Дети никак не могли сорвать дикие розы – мешали шипы. И он поспешил к ним на помощь. Он был одет в голубой фрак, желтые брюки и белый жилет. Волосы его были напудрены, а шляпу он держал на конце маленькой трости.

Он сорвал розы, отдал их детям и ласково беседовал с ними, пока не заметил меня…

Я никогда не видел, чтобы так менялось человеческое лицо! Он будто наступил на змею! Его лоб покрылся испариной, улыбка исчезла. Он проговорил отрывистым голосом:

– Вы…

И замолчал. В глазах у него был ужас!

Он поспешно удалился, не глядя на меня. А я все думал, где я уже видел такие же глаза?

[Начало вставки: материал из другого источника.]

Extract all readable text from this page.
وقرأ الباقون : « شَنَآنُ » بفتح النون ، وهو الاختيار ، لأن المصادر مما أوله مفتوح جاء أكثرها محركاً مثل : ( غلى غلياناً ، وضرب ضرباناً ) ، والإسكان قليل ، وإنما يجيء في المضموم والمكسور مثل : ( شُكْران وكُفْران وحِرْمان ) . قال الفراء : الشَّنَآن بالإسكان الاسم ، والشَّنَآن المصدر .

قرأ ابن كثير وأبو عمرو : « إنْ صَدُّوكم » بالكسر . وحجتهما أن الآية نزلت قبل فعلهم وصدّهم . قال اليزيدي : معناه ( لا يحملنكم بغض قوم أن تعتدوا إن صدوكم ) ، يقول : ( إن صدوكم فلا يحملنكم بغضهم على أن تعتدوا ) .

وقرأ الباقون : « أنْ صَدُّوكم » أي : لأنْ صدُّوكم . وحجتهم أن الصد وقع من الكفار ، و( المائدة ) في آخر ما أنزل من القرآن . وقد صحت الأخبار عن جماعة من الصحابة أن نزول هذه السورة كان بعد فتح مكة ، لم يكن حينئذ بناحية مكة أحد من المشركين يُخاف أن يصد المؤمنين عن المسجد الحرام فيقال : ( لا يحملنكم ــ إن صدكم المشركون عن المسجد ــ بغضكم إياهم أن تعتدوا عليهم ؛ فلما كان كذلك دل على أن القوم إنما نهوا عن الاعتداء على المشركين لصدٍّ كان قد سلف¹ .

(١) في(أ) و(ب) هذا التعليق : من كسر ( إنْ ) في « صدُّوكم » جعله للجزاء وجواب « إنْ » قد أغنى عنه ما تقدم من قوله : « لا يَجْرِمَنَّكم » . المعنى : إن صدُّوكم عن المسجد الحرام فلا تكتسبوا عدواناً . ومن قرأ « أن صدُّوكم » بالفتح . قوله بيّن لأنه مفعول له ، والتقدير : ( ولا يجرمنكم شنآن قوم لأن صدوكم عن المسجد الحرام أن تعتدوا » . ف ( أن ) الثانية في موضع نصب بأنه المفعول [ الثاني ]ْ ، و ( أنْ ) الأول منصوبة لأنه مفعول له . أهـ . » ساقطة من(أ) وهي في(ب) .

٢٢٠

Я вспомнил – король! Наше первое свидание!

Да, это было не отвращение к топору, который верно служил тебе, Робеспьер! Это был твой страх. Твой ужас!

Фукье-Тенвиль стал подвержен галлюцинациям. Он рассказал одному из членов Трибунала, что Сена в лучах солнца кажется ему кровавой. Сейчас он готовит очередной «заговор» среди заключенных. На гильотину должны отправиться сто пятьдесят четыре человека.


29 прериаля. У меня был страшный день: гильотина пожрала сто пятьдесят четыре человека! Силы мои истощились, я едва не упал в обморок.. Мне показали карикатуру, которую враги Республики распространяли в городе: на эшафоте среди поля, усеянного бесчисленными обезглавленными трупами, я гильотинирую… самого себя!

Если это поможет остановить кровавое безумие, я готов хоть сейчас отправиться к Господу со своей головой в руках.


Меня мучают видения. Вечером, садясь за стол, я убеждал жену, что на нашей скатерти – кровавые пятна!


Очередной организованный шпиками «заговор» доставил на мой эшафот двадцать четыре жертвы. Среди них достойны упоминания: семидесятилетний барон Трен, герцог Креки, маркиз Монталамбер и еще один молодой человек, про которого мне сказали, что он поэт. Его звали, кажется, Шенье…


9 мессидора я прекратил записи в своем Журнале. После очередной массовой казни (это было 8 мессидора) я слег в постель. Болезнь заставила меня передать должность сыну…


Сколько дней прошло… Я снова вернулся к перу. Я ищу уединения, но оно меня пугает. Я словно жду кого-то… при всяком шуме меня охватывает необъяснимый страх. Я болен страхом…

Должность исполняет мой сын. Несчастный мой мальчик! Ежедневное число жертв теперь никогда не опускается ниже тридцати, а в страшные дни достигает шестидесяти!

Все славные фамилии прежней монархии торопливо занимают свои места на гильотине, но простого народа – солдат, земледельцев, бедняков – несравненно больше!


9—10 термидора. Сын рассказал, что председательствующий в Трибунале судья Дюма готовился отправить в мою телегу очередную партию осужденных, но вошли посланцы Конвента и объявили о его аресте. И уже на следующий день Дюма сам сидел в моей телеге…


Робеспьер, несчастный, уничтоженный, старался перекричать вопли восставшего против него Конвента, но издавал только нечленораздельные звуки.

И кто-то бросил ему:

– Это кровь Дантона душит тебя!

Он успел прокричать сквозь рев бесновавшихся депутатов:

– Разбойники, вы торжествуете!

Разбойники… Он был прав: всех честных республиканцев он давно уже отправил под мой топор.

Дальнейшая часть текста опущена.